Carr was held to two points in the first half and finished with nine, making only one of his 11 attempts from three-point range. Thompson, however, took little solace in Carr's scoreline. He was far more troubled by the fact that Carr managed to take 11 three-point shots than heartened by the fact that he sunk only one.
"In the first half he got a lot of looks that he normally makes that just didn't go in," Thompson said. "It just fell our way in regards to that. It's hard to get off 11 threes against a team that wants to take away the three."
And so the critique went, with Thompson focusing on aspects of the game in which he wants to see improvement.

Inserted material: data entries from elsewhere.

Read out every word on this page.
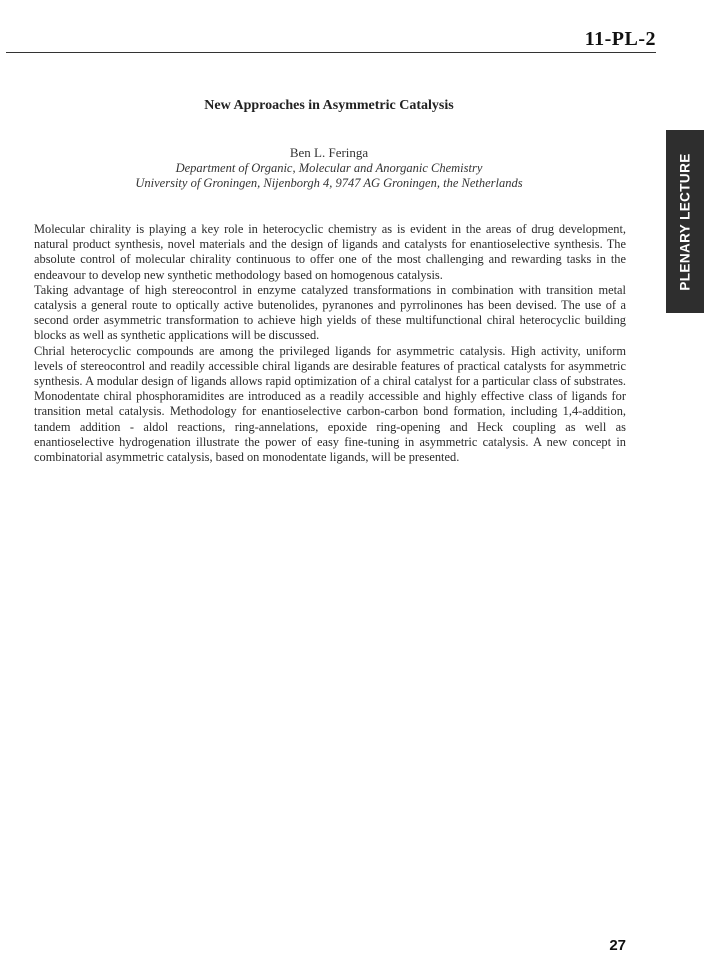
11-PL-2
PLENARY LECTURE
New Approaches in Asymmetric Catalysis
Ben L. Feringa
Department of Organic, Molecular and Anorganic Chemistry
University of Groningen, Nijenborgh 4, 9747 AG Groningen, the Netherlands

Molecular chirality is playing a key role in heterocyclic chemistry as is evident in the areas of drug development, natural product synthesis, novel materials and the design of ligands and catalysts for enantioselective synthesis. The absolute control of molecular chirality continuous to offer one of the most challenging and rewarding tasks in the endeavour to develop new synthetic methodology based on homogenous catalysis.

Taking advantage of high stereocontrol in enzyme catalyzed transformations in combination with transition metal catalysis a general route to optically active butenolides, pyranones and pyrrolinones has been devised. The use of a second order asymmetric transformation to achieve high yields of these multifunctional chiral heterocyclic building blocks as well as synthetic applications will be discussed.

Chrial heterocyclic compounds are among the privileged ligands for asymmetric catalysis. High activity, uniform levels of stereocontrol and readily accessible chiral ligands are desirable features of practical catalysts for asymmetric synthesis. A modular design of ligands allows rapid optimization of a chiral catalyst for a particular class of substrates. Monodentate chiral phosphoramidites are introduced as a readily accessible and highly effective class of ligands for transition metal catalysis. Methodology for enantioselective carbon-carbon bond formation, including 1,4-addition, tandem addition - aldol reactions, ring-annelations, epoxide ring-opening and Heck coupling as well as enantioselective hydrogenation illustrate the power of easy fine-tuning in asymmetric catalysis. A new concept in combinatorial asymmetric catalysis, based on monodentate ligands, will be presented.

27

Among them: limiting opponents' second shots on the defensive end (American grabbed 18 offensive rebounds to the Hoyas' six); and working the ball around on each offensive possession rather than jacking it up in haste.
But in terms of obvious statistics, the Hoyas had plenty to cheer. They shot 58.5 percent from the field while holding American to 34.6. And in the first half, before Thompson turned to his bench, American made only five baskets and finished the period with as many turnovers (12) as points.
American Coach Jeff Jones praised Georgetown's defense, which he characterized as more daunting than last year's, with Summers and freshman Greg Monroe (eight points, five rebounds, four assists) supplying more physicality and quickness than 7-foot-3 Roy Hibbert.
That said, Jones didn't hide his disappointment in his team's play, which has lagged after a 4-1 start to the season.
"I don't think we handled their defensive pressure well -- at times, kicking the ball away or doing silly stuff," Jones said. "Maybe we had too much respect for them."
It looked that way in the early going, with American turning the ball over on seven of its first eight possessions.
Stymied from the perimeter, Carr made his first basket by driving into the lane and tossing up an underhanded shot. It pulled the Eagles within 24-12 with 6 minutes 52 seconds remaining in the half.
American didn't score again in the half, while Georgetown closed with a 16-0 run.